Publication year - 2000
Publication title -
experimental physiology
Language(s) - English
Resource type - Journals
SCImago Journal Rank - 0.925
H-Index - 101
eISSN - 1469-445X
pISSN - 0958-0670
DOI - 10.1111/j.1469-445x.2000.02018.x
Subject(s) - clenbuterol , mdx mouse , duchenne muscular dystrophy , muscular dystrophy , endocrinology , medicine , skeletal muscle , extensor digitorum longus muscle , soleus muscle , chemistry , dystrophin
The mdx mouse is the most commonly used animal model for Duchenne muscular dystrophy. We tested the null hypothesis that 20 weeks of clenbuterol treatment (∼2 mg kg −1 day ‐1 ) of mdx and control mice would have no effect on the absolute and specific force ( P o , kN m −2 ) and absolute and normalised power output (W kg −1 ) of extensor digitorum longus (EDL) and soleus muscles.
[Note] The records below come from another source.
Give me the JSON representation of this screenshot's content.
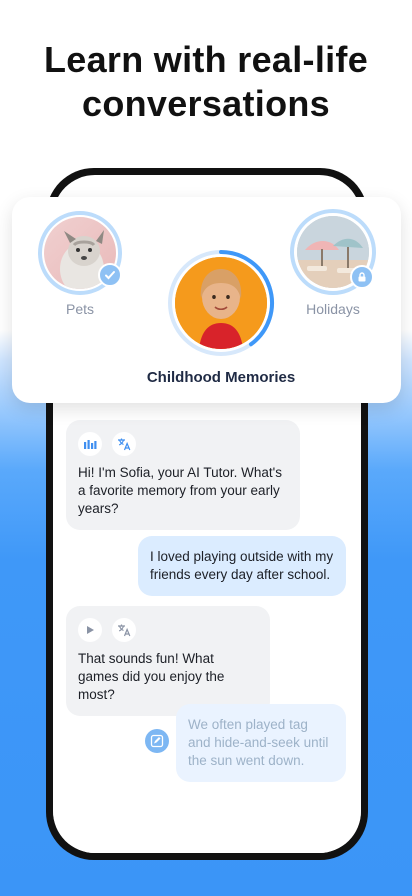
{
  "headline": {
    "line1": "Learn with real-life",
    "line2": "conversations"
  },
  "topics": {
    "pets": {
      "label": "Pets",
      "status_icon": "check-icon"
    },
    "childhood_memories": {
      "label": "Childhood Memories",
      "progress": 0.4
    },
    "holidays": {
      "label": "Holidays",
      "status_icon": "lock-icon"
    }
  },
  "chat": {
    "messages": [
      {
        "role": "ai",
        "text": "Hi! I'm Sofia, your AI Tutor. What's a favorite memory from your early years?",
        "icons": [
          "audio-bars-icon",
          "translate-icon"
        ]
      },
      {
        "role": "user",
        "text": "I loved playing outside with my friends every day after school."
      },
      {
        "role": "ai",
        "text": "That sounds fun! What games did you enjoy the most?",
        "icons": [
          "play-icon",
          "translate-icon"
        ]
      },
      {
        "role": "user",
        "text": "We often played tag and hide-and-seek until the sun went down.",
        "icons": [
          "correction-icon"
        ]
      }
    ]
  },
  "colors": {
    "accent": "#3f98f8",
    "ring": "#bcdcfb",
    "user_bubble": "#dbecff",
    "ai_bubble": "#f1f2f4"
  }
}
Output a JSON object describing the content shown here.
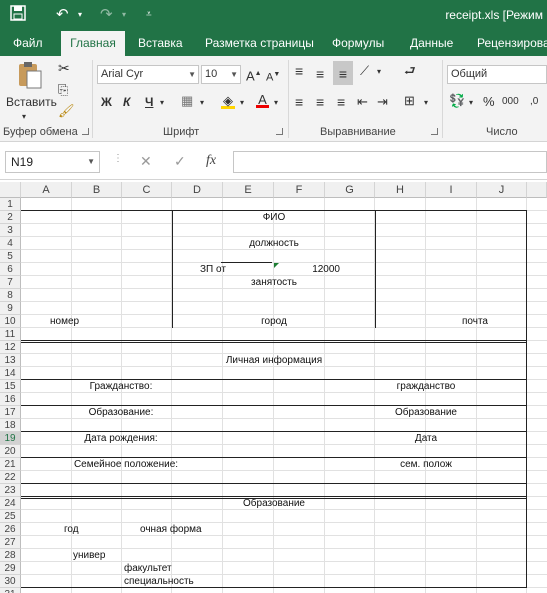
{
  "titlebar": {
    "title": "receipt.xls  [Режим"
  },
  "tabs": [
    {
      "label": "Файл",
      "active": false
    },
    {
      "label": "Главная",
      "active": true
    },
    {
      "label": "Вставка",
      "active": false
    },
    {
      "label": "Разметка страницы",
      "active": false
    },
    {
      "label": "Формулы",
      "active": false
    },
    {
      "label": "Данные",
      "active": false
    },
    {
      "label": "Рецензирова",
      "active": false
    }
  ],
  "ribbon": {
    "paste_label": "Вставить",
    "font_name": "Arial Cyr",
    "font_size": "10",
    "bold": "Ж",
    "italic": "К",
    "underline": "Ч",
    "number_format": "Общий",
    "percent": "%",
    "thousands": "000",
    "groups": {
      "clipboard": "Буфер обмена",
      "font": "Шрифт",
      "alignment": "Выравнивание",
      "number": "Число"
    }
  },
  "formula_bar": {
    "name_box": "N19",
    "fx": "fx",
    "value": ""
  },
  "columns": [
    "A",
    "B",
    "C",
    "D",
    "E",
    "F",
    "G",
    "H",
    "I",
    "J"
  ],
  "rows": [
    "1",
    "2",
    "3",
    "4",
    "5",
    "6",
    "7",
    "8",
    "9",
    "10",
    "11",
    "12",
    "13",
    "14",
    "15",
    "16",
    "17",
    "18",
    "19",
    "20",
    "21",
    "22",
    "23",
    "24",
    "25",
    "26",
    "27",
    "28",
    "29",
    "30",
    "31",
    "32"
  ],
  "selected_row": "19",
  "cells": {
    "fio": "ФИО",
    "dolzhnost": "должность",
    "zp": "ЗП от",
    "zp_value": "12000",
    "zanyatost": "занятость",
    "nomer": "номер",
    "gorod": "город",
    "pochta": "почта",
    "personal": "Личная информация",
    "citizenship_label": "Гражданство:",
    "citizenship": "гражданство",
    "education_label": "Образование:",
    "education": "Образование",
    "birth_label": "Дата рождения:",
    "birth": "Дата",
    "marital_label": "Семейное положение:",
    "marital": "сем. полож",
    "education_section": "Образование",
    "year": "год",
    "study_form": "очная форма",
    "university": "универ",
    "faculty": "факультет",
    "specialty": "специальность"
  }
}
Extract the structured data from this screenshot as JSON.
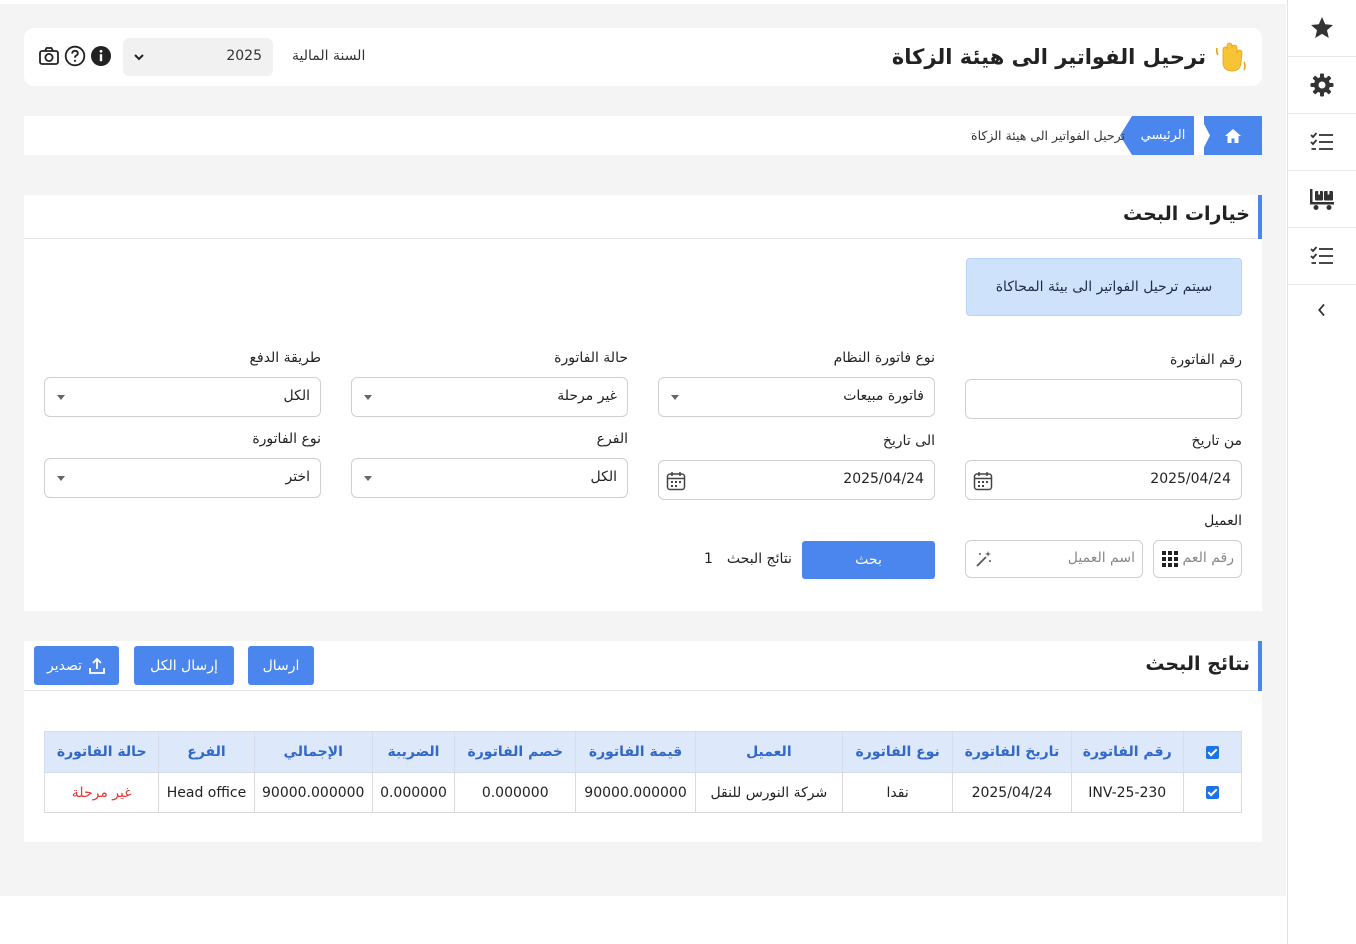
{
  "header": {
    "title": "ترحيل الفواتير الى هيئة الزكاة",
    "fiscal_year_label": "السنة المالية",
    "fiscal_year_value": "2025"
  },
  "breadcrumb": {
    "home": "الرئيسي",
    "current": "ترحيل الفواتير الى هيئة الزكاة"
  },
  "search": {
    "title": "خيارات البحث",
    "notice": "سيتم ترحيل الفواتير الى بيئة المحاكاة",
    "invoice_number_label": "رقم الفاتورة",
    "invoice_number_value": "",
    "system_invoice_type_label": "نوع فاتورة النظام",
    "system_invoice_type_value": "فاتورة مبيعات",
    "invoice_status_label": "حالة الفاتورة",
    "invoice_status_value": "غير مرحلة",
    "payment_method_label": "طريقة الدفع",
    "payment_method_value": "الكل",
    "from_date_label": "من تاريخ",
    "from_date_value": "2025/04/24",
    "to_date_label": "الى تاريخ",
    "to_date_value": "2025/04/24",
    "branch_label": "الفرع",
    "branch_value": "الكل",
    "invoice_kind_label": "نوع الفاتورة",
    "invoice_kind_value": "اختر",
    "customer_label": "العميل",
    "customer_number_placeholder": "رقم العم",
    "customer_name_placeholder": "اسم العميل",
    "search_button": "بحث",
    "results_label": "نتائج البحث",
    "results_count": "1"
  },
  "results": {
    "title": "نتائج البحث",
    "send_button": "ارسال",
    "send_all_button": "إرسال الكل",
    "export_button": "تصدير",
    "columns": [
      "رقم الفاتورة",
      "تاريخ الفاتورة",
      "نوع الفاتورة",
      "العميل",
      "قيمة الفاتورة",
      "خصم الفاتورة",
      "الضريبة",
      "الإجمالي",
      "الفرع",
      "حالة الفاتورة"
    ],
    "rows": [
      {
        "checked": true,
        "cells": [
          "INV-25-230",
          "2025/04/24",
          "نقدا",
          "شركة النورس للنقل",
          "90000.000000",
          "0.000000",
          "0.000000",
          "90000.000000",
          "Head office",
          "غير مرحلة"
        ]
      }
    ]
  },
  "sidebar": {
    "icons": [
      "star-icon",
      "gear-icon",
      "checklist-icon",
      "truck-icon",
      "checklist-icon",
      "chevron-left-icon"
    ]
  },
  "colors": {
    "accent": "#4b86ee",
    "table_header_bg": "#dde8fb",
    "notice_bg": "#cfe2fb",
    "status_red": "#e53935"
  }
}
For mdx and control mice, clenbuterol treatment produced modest increases in the mass of the two muscles but did not increase absolute or specific force or normalised power output. For absolute power output, only the EDL muscles of mdx mice showed a difference following treatment, with the power output of treated mice being 118% that of the untreated mice. The modest effects of clenbuterol treatment on the dynamic properties of skeletal muscle provide little support for any improvement in muscle function for the dystrophic condition.